Lack of enough local content is being cited as one of the reasons of its slower
growth in international markets. Further, several of its existing shows are licensed only for
the U.S. and cannot be broadcast in other regions. This limits its content library until the
company renegotiate the terms for these shows. Expanding its existing content to
international markets will lead to higher licensing costs, impacting the margins negatively.
Creating original, local content for each international market is also an expensive
proposition, especially if the costs cannot be justified by a huge subscriber base. However,
as Netflix attracts more subscribers, its international segment should become profitable.

Content Compatible With Lower Internet Bandwidths

One of the key challenges which Netflix faces in international markets such as India is
lower internet penetration and existing connections with low bandwidth. This limits its
target consumers in these countries to the small section of the population that have access
to high speed internet. Using Netflix on mobile phones is an expensive affair for most
countries in Asia, where data download and upload limits exist for mobile phone plans.
However, we believe Netflix can surpass these challenges and grow its international
subscriber base at a steady pace over our forecast period.

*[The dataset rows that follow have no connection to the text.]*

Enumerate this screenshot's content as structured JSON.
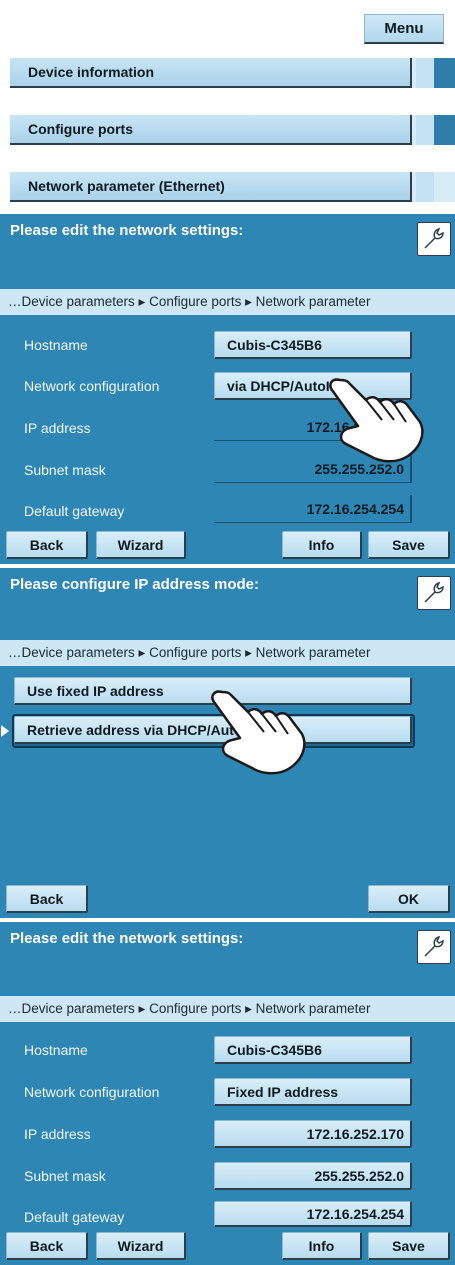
{
  "top_menu": {
    "menu_label": "Menu",
    "items": [
      {
        "label": "Device information"
      },
      {
        "label": "Configure ports"
      },
      {
        "label": "Network parameter (Ethernet)"
      }
    ]
  },
  "panel1": {
    "title": "Please edit the network settings:",
    "breadcrumb": "…Device parameters ▸ Configure ports ▸ Network parameter",
    "rows": [
      {
        "label": "Hostname",
        "value": "Cubis-C345B6"
      },
      {
        "label": "Network configuration",
        "value": "via DHCP/AutoIP"
      },
      {
        "label": "IP address",
        "value": "172.16.252.170"
      },
      {
        "label": "Subnet mask",
        "value": "255.255.252.0"
      },
      {
        "label": "Default gateway",
        "value": "172.16.254.254"
      }
    ],
    "buttons": {
      "back": "Back",
      "wizard": "Wizard",
      "info": "Info",
      "save": "Save"
    }
  },
  "panel2": {
    "title": "Please configure IP address mode:",
    "breadcrumb": "…Device parameters ▸ Configure ports ▸ Network parameter",
    "options": [
      {
        "label": "Use fixed IP address"
      },
      {
        "label": "Retrieve address via DHCP/AutoIP",
        "selected": true
      }
    ],
    "buttons": {
      "back": "Back",
      "ok": "OK"
    }
  },
  "panel3": {
    "title": "Please edit the network settings:",
    "breadcrumb": "…Device parameters ▸ Configure ports ▸ Network parameter",
    "rows": [
      {
        "label": "Hostname",
        "value": "Cubis-C345B6"
      },
      {
        "label": "Network configuration",
        "value": "Fixed IP address"
      },
      {
        "label": "IP address",
        "value": "172.16.252.170"
      },
      {
        "label": "Subnet mask",
        "value": "255.255.252.0"
      },
      {
        "label": "Default gateway",
        "value": "172.16.254.254"
      }
    ],
    "buttons": {
      "back": "Back",
      "wizard": "Wizard",
      "info": "Info",
      "save": "Save"
    }
  },
  "colors": {
    "panel_bg": "#2e86b5",
    "breadcrumb_bg": "#cde7f5",
    "button_bg": "#c9e5f5"
  },
  "icons": [
    "wrench-icon",
    "pointing-hand-icon",
    "selection-arrow-icon"
  ]
}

Making its international segment profitable is a challenging task for Netflix. The company
needs to invest heavily in local content and better streaming quality over low bandwidth
connections to attract subscribers. However, these costs can be recovered only if the
subscriber base expands rapidly.
4. In the future, Netflix will have many things to consider and deal with if they are to remain
profitable and leading the market. The main initiative that I would suggest is to slow down
on their global expansion of the service and focus more on consolidating their existing
main markets. Due to the increase in demand for streaming services, many rivals have
emerged and are chipping away their subscribers while Netflix is focused elsewhere. By
retreating and maintaining their customers, they will be stabilizing their core markets. The
second initiative is looking into purchasing streaming services in other countries. They will
be essentially leaving the regional streaming services to tap into the emerging markets and
establish themselves before Netflix swoops in and takes over. It might seem like an
expensive option but considering that it will save them a lot of struggles in establishing
dominance in foreign markets, it will prove worth it in the long run. Also, Netflix should
create additional revenue streams through advertising.